Manchmal treibt die Bürogestaltung ja wirklich auch seltsame Blüten. Solche Konzepte, wie man sie von den Google Offices kennt, machen mir fast ein wenig Angst. Extreme finde ich immer schlecht. Man sollte schon ein wenig die Balance einhalten, ein Büro sollte nicht sein wie das Zuhause. Sonst will man ja gar nicht mehr nach Hause. Und das wäre schlecht für die Gesundheit. Man muss unterscheiden, was Arbeiten ist, und was Freizeit. Die Gestaltung und Möblierung hängt natürlich von der jeweiligen Kultur ab, aber auch von der Unternehmenskultur, ob es sich nun um eine Bank aus Luxemburg handelt oder ein Internetunternehmen aus Kalifornien.

Man sagt, im Norden – in Skandinavien etwa – seien die Bürokonzepte noch offener.

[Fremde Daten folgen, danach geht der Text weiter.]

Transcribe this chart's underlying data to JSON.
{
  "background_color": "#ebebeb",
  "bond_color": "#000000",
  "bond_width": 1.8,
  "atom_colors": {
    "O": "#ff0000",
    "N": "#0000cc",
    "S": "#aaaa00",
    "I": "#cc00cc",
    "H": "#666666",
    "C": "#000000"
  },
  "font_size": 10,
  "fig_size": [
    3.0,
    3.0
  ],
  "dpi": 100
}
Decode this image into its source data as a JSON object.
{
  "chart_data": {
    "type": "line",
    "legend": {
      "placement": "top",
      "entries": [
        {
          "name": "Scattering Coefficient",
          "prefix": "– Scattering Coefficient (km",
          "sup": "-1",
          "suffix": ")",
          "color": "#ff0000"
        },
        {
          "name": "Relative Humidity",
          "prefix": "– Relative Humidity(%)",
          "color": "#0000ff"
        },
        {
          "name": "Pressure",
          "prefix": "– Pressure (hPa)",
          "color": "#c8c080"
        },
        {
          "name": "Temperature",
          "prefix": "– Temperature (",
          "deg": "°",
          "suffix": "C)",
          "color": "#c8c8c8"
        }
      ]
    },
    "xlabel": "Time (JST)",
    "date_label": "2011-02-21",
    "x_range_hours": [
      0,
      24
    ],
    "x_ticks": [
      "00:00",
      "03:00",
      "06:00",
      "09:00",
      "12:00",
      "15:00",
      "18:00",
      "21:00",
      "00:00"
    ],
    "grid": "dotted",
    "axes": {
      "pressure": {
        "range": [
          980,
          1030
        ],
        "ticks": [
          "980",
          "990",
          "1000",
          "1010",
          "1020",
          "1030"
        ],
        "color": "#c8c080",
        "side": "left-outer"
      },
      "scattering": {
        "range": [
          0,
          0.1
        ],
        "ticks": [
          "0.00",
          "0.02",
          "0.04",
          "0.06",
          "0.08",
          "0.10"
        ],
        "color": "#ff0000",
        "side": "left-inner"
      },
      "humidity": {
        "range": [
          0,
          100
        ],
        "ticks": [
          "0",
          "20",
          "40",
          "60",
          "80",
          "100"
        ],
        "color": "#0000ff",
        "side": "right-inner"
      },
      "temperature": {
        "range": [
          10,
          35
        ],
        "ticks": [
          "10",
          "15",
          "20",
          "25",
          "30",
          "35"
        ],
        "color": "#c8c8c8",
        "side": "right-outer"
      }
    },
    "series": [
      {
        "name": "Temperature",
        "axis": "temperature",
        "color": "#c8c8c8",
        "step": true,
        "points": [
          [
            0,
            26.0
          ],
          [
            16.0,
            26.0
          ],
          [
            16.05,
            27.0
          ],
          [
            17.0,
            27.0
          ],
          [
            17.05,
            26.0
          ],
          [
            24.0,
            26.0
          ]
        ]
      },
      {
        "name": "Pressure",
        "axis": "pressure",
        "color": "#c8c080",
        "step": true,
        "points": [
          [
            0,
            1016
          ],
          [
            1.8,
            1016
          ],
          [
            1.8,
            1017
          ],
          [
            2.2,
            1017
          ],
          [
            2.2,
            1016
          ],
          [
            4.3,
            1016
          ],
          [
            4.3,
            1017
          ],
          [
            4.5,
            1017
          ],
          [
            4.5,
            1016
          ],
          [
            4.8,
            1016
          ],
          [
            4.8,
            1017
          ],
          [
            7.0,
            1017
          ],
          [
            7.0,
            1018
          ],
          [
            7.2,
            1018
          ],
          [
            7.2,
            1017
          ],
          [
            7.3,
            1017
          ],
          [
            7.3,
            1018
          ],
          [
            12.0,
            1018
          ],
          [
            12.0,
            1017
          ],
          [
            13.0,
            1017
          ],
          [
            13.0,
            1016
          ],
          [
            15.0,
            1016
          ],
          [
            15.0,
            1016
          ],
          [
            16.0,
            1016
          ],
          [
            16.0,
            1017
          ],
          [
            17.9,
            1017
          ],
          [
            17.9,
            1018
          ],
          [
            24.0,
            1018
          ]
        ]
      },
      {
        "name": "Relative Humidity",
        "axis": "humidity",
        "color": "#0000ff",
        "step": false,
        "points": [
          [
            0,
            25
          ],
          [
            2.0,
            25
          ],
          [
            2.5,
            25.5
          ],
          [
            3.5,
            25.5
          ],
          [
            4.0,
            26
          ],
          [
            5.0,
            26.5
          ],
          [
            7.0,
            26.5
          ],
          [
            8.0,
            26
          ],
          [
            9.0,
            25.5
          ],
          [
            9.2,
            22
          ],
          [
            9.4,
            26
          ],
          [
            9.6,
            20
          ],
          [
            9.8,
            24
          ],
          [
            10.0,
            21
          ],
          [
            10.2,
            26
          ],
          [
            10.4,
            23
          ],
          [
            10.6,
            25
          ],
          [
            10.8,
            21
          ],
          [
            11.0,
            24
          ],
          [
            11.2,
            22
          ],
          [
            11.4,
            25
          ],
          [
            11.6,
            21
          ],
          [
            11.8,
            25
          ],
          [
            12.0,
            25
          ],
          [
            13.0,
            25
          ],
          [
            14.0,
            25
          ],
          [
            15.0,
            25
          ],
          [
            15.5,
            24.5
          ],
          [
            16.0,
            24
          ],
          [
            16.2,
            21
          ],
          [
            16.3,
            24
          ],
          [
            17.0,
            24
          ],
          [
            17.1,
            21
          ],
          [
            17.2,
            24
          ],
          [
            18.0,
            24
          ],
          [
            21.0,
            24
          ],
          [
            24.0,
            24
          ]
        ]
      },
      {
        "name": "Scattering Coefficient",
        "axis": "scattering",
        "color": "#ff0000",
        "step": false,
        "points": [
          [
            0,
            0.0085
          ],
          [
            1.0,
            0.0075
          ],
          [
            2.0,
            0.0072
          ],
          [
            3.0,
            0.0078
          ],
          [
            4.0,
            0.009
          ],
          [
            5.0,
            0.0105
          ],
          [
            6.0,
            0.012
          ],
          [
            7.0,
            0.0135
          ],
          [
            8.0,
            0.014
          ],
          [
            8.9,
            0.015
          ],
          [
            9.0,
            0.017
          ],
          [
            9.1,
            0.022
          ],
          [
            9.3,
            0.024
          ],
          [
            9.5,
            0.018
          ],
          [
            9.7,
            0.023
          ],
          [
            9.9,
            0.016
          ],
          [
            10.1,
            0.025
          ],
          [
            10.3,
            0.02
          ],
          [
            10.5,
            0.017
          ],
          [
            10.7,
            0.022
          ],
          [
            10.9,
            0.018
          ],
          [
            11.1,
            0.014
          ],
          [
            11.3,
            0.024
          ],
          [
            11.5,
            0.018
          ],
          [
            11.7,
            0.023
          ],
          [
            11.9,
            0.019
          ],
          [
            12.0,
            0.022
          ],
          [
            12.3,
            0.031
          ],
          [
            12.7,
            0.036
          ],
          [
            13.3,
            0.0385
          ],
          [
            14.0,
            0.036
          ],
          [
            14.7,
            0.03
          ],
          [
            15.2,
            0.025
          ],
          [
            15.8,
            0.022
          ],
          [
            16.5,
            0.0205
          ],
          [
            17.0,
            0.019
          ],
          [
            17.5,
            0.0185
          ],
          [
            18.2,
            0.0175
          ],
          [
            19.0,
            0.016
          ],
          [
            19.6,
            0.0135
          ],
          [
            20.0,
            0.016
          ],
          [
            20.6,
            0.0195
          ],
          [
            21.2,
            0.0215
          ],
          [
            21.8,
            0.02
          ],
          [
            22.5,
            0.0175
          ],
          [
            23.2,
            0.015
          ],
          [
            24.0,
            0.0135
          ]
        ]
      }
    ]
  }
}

Wie sieht das dagegen im Süden aus? In Spanien?
Im Süden, also auch in Spanien, agiert man zwischenmenschlich oft auch sehr implizit. Im Büro herrscht schon zum Teil ein starker Formalismus, das hängt natürlich auch von der Branche ab. Doch obwohl es ein Klischee ist, ist die Business-Kommunikation informeller als im Norden. Es gehört ebenso dazu, sich auch einmal auf privater Ebene, in sozialen Kontexten zu treffen, beim gemeinsamen Essen etwa. Die soziale Ebene ist im Süden meist schon ein selbstverständlicher Teil des Business.